L’avvocato: voleva chiarire la situazione

«La mia assistita ha spiegato che l’incontro tra le due c’è stato perché Chiara Alessandri voleva chiarire i rapporti personali con Stefania Crotti visto che avevano i figli che frequentavano la stessa scuola e perché il paese continuava a parlare della relazione tra la mia assistita e il marito della vittima», ha spiegato l’avvocato Gianfranco Ceci, legale della donna fermata.

Chiara Alessandri aveva avuto una relazione l’estate scorsa con il marito della vittima. Stefania Crotti è stata ammazzata a colpi di pinza e martello, gli stessi attrezzi trovati sotto il cadavere carbonizzato. Il delitto è avvenuto nel garage dell’abitazione a Gorlago dove vive Chiara Alessandri, quando in base ai giorni stabiliti dalla separazione, si alterna con il marito.

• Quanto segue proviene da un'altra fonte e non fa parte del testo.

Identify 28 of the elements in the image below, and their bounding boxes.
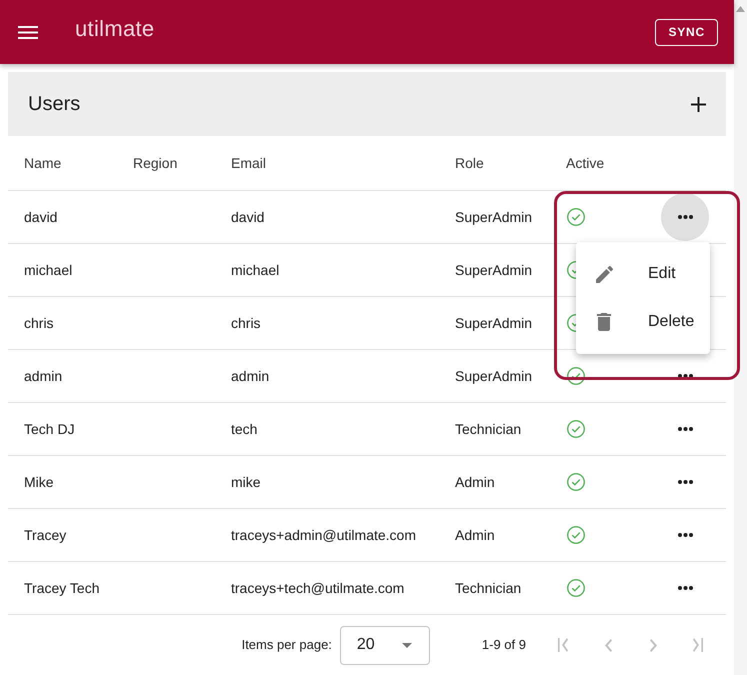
table-cell-text: Admin: [455, 472, 495, 492]
page-range: 1-9 of 9: [482, 636, 526, 654]
table-cell-text: SuperAdmin: [455, 260, 532, 280]
table-cell-text: SuperAdmin: [455, 314, 532, 333]
table-cell-text: chris: [24, 314, 54, 332]
app-logo: utilmate: [75, 18, 154, 40]
table-cell-text: SuperAdmin: [455, 208, 532, 227]
table-cell-text: michael: [231, 260, 280, 280]
table-cell-text: Admin: [455, 526, 495, 544]
table-cell-text: Technician: [455, 420, 522, 438]
table-cell-text: Tracey: [24, 526, 66, 545]
items-per-page-label: Items per page:: [242, 636, 332, 654]
table-cell-text: david: [231, 208, 264, 226]
table-cell-text: Mike: [24, 472, 54, 492]
table-cell-text: david: [24, 208, 58, 226]
table-cell-text: traceys+admin@utilmate.com: [231, 526, 416, 545]
table-cell-text: admin: [231, 366, 270, 386]
table-cell-text: traceys+tech@utilmate.com: [231, 578, 404, 598]
table-cell-text: Tracey Tech: [24, 578, 100, 598]
table-cell-text: mike: [231, 472, 261, 492]
panel-title: Users: [28, 92, 80, 117]
table-cell-text: Tech DJ: [24, 420, 75, 438]
table-cell-text: SuperAdmin: [455, 366, 532, 386]
table-cell-text: tech: [231, 420, 258, 438]
table-cell-text: michael: [24, 260, 72, 280]
table-cell-text: chris: [231, 314, 261, 332]
table-cell-text: Technician: [455, 578, 522, 598]
table-cell-text: admin: [24, 366, 62, 386]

A portare in quella casa la vittima è stato un imprenditore 62enne, amico della donna. «Non aveva alcuna intenzione di uccidere. Non aveva premeditato nulla», ha spiegato l’avvocato Ceci che difende la 44enne accusata di omicidio.

«È vero, l’ho uccisa io, ma non volevo. E non ho bruciato il suo corpo», ha detto davanti agli inquirenti Chiara Alessandri, la 44enne di Gorlago nella Bergamasca, fermata la notte scorsa dopo un interrogatorio di cinque ore con l’accusa di aver ammazzato a martellate Stefania Crotti, di un anno più giovane, e poi di aver dato alle fiamme il cadavere abbandonato nelle campagne di Erbusco in provincia di Brescia.